I didn’t intend to buy another camera. Yet, in a way, this camera found me, like a wand to the witch in certain famous fantasy novels by a certain famous fantasy author.
The camera is the Canon L3. An underrated rangefinder with no light meter and possibly the best shutter sound in existence. The story of how this camera found me actually begins with a different camera, a FED 2 rangefinder, another underrated mechanical wonder. This time, instead of Japanese design (Canon), it was from the former Soviet Union.
I had heard about the FED series after browsing the internet for the best and cheapest film cameras. West Yorkshire cameras had one in stock and for an attractive price. So the FED 2 became mine. After shooting with it and realizing just how good the results could be, I started to think about expanding the lens collection for it.
That’s when I became aware of the Jupiter lens series. A fantastic series made yet again in the former Soviet Union. Lenses that would fit my new FED 2, or so I thought.
See, wide angle street photography is one of my favorite ways to photograph, so of course, I opted to look for a Jupter 12. This is a 35mm f2.8 lens and it is hard to find copies in the UK as I discovered. The local camera shop in Cardiff didn’t have one and they carry a large amount of used film gear! Ebay was next, but there were only three copies, two of which didn’t seem in very good condition. So, I paid a bit more than I was expecting, but still affordable, for the Jupiter 12 in pristine condition.
A few days later, I found myself staring at the black paint that I had accidently scratched off from the rear element of the lens, trying to fit it onto the FED 2. What happened? I had assumed that the Jupiter 12 would fit the FED 2, but I learned very painfully that it only fits certain versions of the FED series. Not the one I had!

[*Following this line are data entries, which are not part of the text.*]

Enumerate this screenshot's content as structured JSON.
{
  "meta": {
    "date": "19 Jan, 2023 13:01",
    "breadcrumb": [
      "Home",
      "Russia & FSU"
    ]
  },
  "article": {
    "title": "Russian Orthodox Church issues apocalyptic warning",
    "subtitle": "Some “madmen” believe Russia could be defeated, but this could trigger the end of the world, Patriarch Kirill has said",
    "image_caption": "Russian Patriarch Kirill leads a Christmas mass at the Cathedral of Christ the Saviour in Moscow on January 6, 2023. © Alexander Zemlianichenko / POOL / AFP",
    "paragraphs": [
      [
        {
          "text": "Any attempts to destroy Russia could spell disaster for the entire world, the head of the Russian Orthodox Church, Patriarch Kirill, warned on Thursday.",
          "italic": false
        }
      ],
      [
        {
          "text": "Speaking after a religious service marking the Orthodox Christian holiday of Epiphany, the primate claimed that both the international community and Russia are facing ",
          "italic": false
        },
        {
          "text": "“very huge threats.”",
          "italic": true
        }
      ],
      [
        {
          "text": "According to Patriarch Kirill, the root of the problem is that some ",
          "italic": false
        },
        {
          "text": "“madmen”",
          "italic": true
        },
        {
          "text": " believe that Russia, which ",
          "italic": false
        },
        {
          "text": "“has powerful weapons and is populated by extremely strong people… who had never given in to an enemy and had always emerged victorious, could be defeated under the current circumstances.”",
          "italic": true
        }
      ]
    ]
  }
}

So I had the decision to make, return the damaged item to the seller with a large amount taken off to account for what I had done or find a new camera that the lens would fit. You can safely assume from the title of this article that I opted for the latter.
A few hours later of online research and the L-mount rangefinder series popped up as a suitable alternative. Searching on EBAY, I instantly came upon the L3. The photos were in bad light and the camera looked worn around the edges and not in the best condition, but it was cheap! And that’s what I needed as I couldn’t part with any more large sums for my already very expensive hobby. So the Canon L3 became mine. And when it arrived, it wasn’t in a bad condition, it was beautiful. Better yet, it was clean and it worked!! An EBAY Christmas. Moreso, the Jupiter 12 fit perfectly.
The first roll was impressive, the next even more, until I started to feel the rest of my camera collection growing with envy (and dust) as I paraded around the streets of London and Cardiff with my new find. My FED 2 was positively glowing green on the inside.
I learned to shoot with Sunny 16 and zone focus with this camera & lens combination. For each shot, I would pre-focus and estimate the distance, then pray. Most of the time this turned out alright as I was shooting higher than F5.6 with a shutter speed faster than 1/60 (usually 1/125). For the shutter and aperture settings, I used the Light Meter app (Android) to check often, and then use judgment to make slight adjustments if the weather changed. I’m still surprised by how forgiving color negative film can be if the exposure is not “spot on”.
These 5 frames were from a roll shot on a cloudy photowalk in London along the Thames, all the way from Chelsea through Battersea Park and across to Big Ben. Shanghai Light 400 color (24-27 frames) was my choice of film. And what a film!
The film was made by a camera brand in China but went into bankruptcy upon the dawn of digital. It was revived recently and brought back to market. I couldn’t find much more than that on this film, except for one Youtube video of the creator shooting with it. That being said, the film has become one of my favorites. I ordered a 10-pack brick of it from a site that looked a bit dodgy, but hey it was the cheapest color film at the time that I could find. Kodak driving me to dark places! It was actually fine and the film is great. I would definitely restock once my supply runs out.
It’s a 400 speed film which is perfect for cloudy days in the UK. The frame count is also less, which is why it is likely cheaper, but I actually prefer less frames. 24-27 is the sweet spot for me. The more I shoot film, the more I get used to shooting less and thinking more so the harder it becomes to finish a roll of 36 exposures. How that feels like a luxury of shots!
So there you have it. Each time I use the Canon L3 on the street now, I still think about how often the best things in life come to us through an unexpected and sometimes frustrating journey.